Евгения ВАРЕНКОВА. Два рассказа: "Свет в окошке" и "Мой папа Мик Джаггер".

Свет в окошке

Девчонка у меня есть, Джинни зовут. Девчонка, что надо, скажу я вам, серьезная девчонка. Симпатяга – сама маленькая, тоненькая, а глазищи серые и огромные. Она у меня молодец. Как это объяснить? Вы бы слышали, как она разговаривала с моим стариком.
Отправились мы с Джинни на той неделе в клуб, да там так погано было, что нам стало невмоготу, и мы среди ночи ушли. Ну, и пошли гулять. А мороз, снег валит, у Джинни нос покраснел, идет, в ладошки дует. Вот я и потащил ее к себе греться. Она, конечно, упиралась, говорила, что поздно, неудобно. Пришлось пообещать, что часок посидим, а потом я отведу ее домой.
Пришли ко мне. Все спят, тишина. Как мыши пробрались на кухню. Сидим. Только я налил чай, заходит мой старик в халате и тапочках. И вздрогнул, вроде, как испугался от неожиданности. Свет включил.
«А! – говорит. - Это ты» - можно подумать, он ожидал увидеть кого-то другого. Френка Синатру. «А что вы в темноте-то сидите?» - и на Джинни смотрит внимательно. А она сидит прямая, серьезная ужасно и говорит ему:
- Здравствуйте, сэр.
- Это Джинни, - говорю я, - а это папа.
- Понятно – отвечает отец, - Не спится мне чего-то, может, по маленькой? – достает из шкафа бутылку бренди и наливает себе, мне, а потом наливает третью и протягивает Джинни.
- Или не пьете? – а сам хитро прищурился.
- Не пью, но с вами с удовольствием выпью, сэр. Ваше здоровье! – чокнулась со стариком и прямо так всю рюмку и замахнула, даже не зажмурилась.
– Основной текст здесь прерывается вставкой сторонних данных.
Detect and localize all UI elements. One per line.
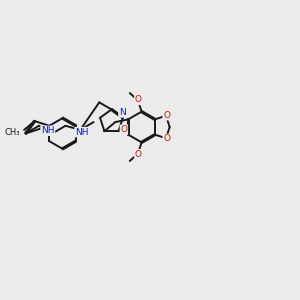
Text: O: O (135, 95, 142, 104)
Text: N: N (119, 108, 126, 117)
Text: O: O (135, 150, 142, 159)
Text: CH₃: CH₃ (4, 128, 20, 137)
Text: O: O (120, 125, 128, 134)
Text: O: O (163, 111, 170, 120)
Text: O: O (163, 134, 170, 143)
Text: NH: NH (75, 128, 88, 136)
Text: NH: NH (41, 126, 55, 135)
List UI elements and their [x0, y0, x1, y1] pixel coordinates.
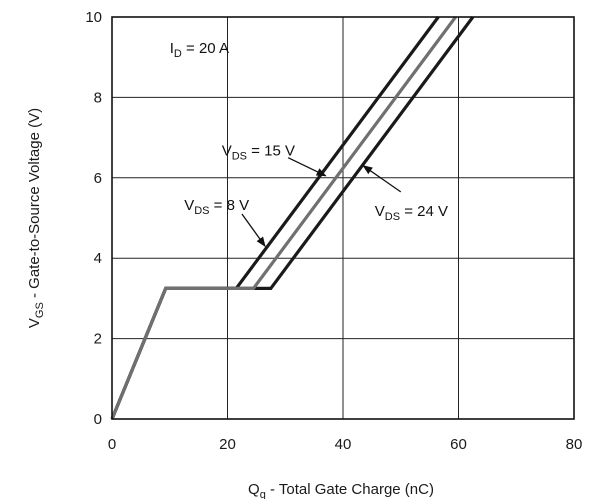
x-tick-label: 60: [450, 436, 467, 453]
x-tick-label: 80: [566, 436, 583, 453]
annotations: ID = 20 A VDS = 8 V VDS = 15 V VDS = 24 V: [170, 40, 448, 247]
series: [110, 16, 475, 420]
y-axis-label-rest: - Gate-to-Source Voltage (V): [26, 108, 43, 302]
annotation-id: ID = 20 A: [170, 40, 229, 60]
y-axis-label-main: V: [26, 318, 43, 328]
y-tick-label: 6: [94, 170, 102, 187]
annotation-vds24: VDS = 24 V: [375, 203, 448, 223]
annotation-vds8: VDS = 8 V: [184, 197, 249, 217]
annotation-arrow-vds24: [362, 165, 402, 193]
y-tick-label: 8: [94, 89, 102, 106]
x-tick-label: 20: [219, 436, 236, 453]
y-tick-label: 10: [85, 9, 102, 26]
x-axis-label-rest: - Total Gate Charge (nC): [266, 481, 434, 498]
y-tick-label: 2: [94, 331, 102, 348]
annotation-arrow-vds8: [241, 213, 266, 247]
y-tick-label: 4: [94, 250, 102, 267]
annotation-vds15: VDS = 15 V: [222, 143, 295, 163]
x-tick-label: 40: [335, 436, 352, 453]
y-tick-label: 0: [94, 411, 102, 428]
x-axis-label-main: Q: [248, 481, 260, 498]
x-axis-label-sub: g: [260, 489, 266, 499]
x-axis-label: Qg - Total Gate Charge (nC): [248, 481, 434, 499]
x-tick-label: 0: [108, 436, 116, 453]
series-line-2: [110, 16, 457, 420]
y-axis-label-sub: GS: [34, 302, 46, 318]
annotation-arrow-vds15: [287, 157, 327, 177]
grid: [112, 17, 574, 419]
y-axis-label: VGS - Gate-to-Source Voltage (V): [26, 108, 46, 328]
tick-labels: 0 20 40 60 80 0 2 4 6 8 10: [85, 9, 582, 453]
plot-frame: [111, 16, 575, 420]
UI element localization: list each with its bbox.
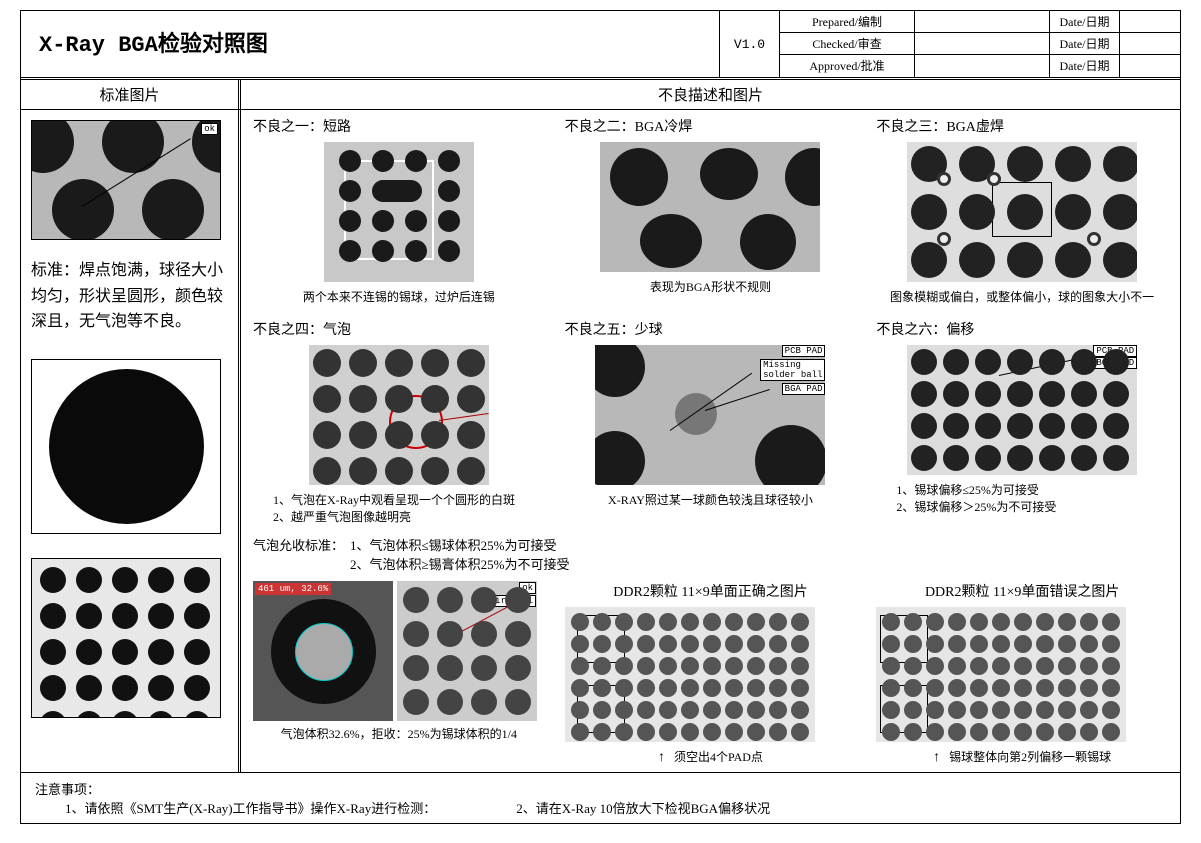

Отец озадаченно крякнул, выпил, закусил. Задумался, закурил, потом спохватился и протянул пачку Джинни. А она говорит:
- Нет, сэр, не курю. Спасибо.
- Что так?
- Мне ведь еще детей рожать.
- Тут старик аж закашлялся! Больше он слова не произнес, только сидел, курил и с Джинни не сводил глаз. На следующий день он мне сказал, чтоб я на ней женился. Тоже мне, указчик. Как будто я сам не разберусь, на ком мне жениться!
А Джинни потом два дня со мной не разговаривала. Из-за всей этой истории. Вот смех! Я так не могу, больше 10 минут не продержусь, обязательно заговорю. А Джинни может, она принципиальная. И ведет себя как обычно, и смотрит приветливо, а не говорит! С ума сойти! Когда-нибудь я все-таки женюсь на ней. Может, порой она чересчур упряма, но зато единственный человек, кто всегда держит слово.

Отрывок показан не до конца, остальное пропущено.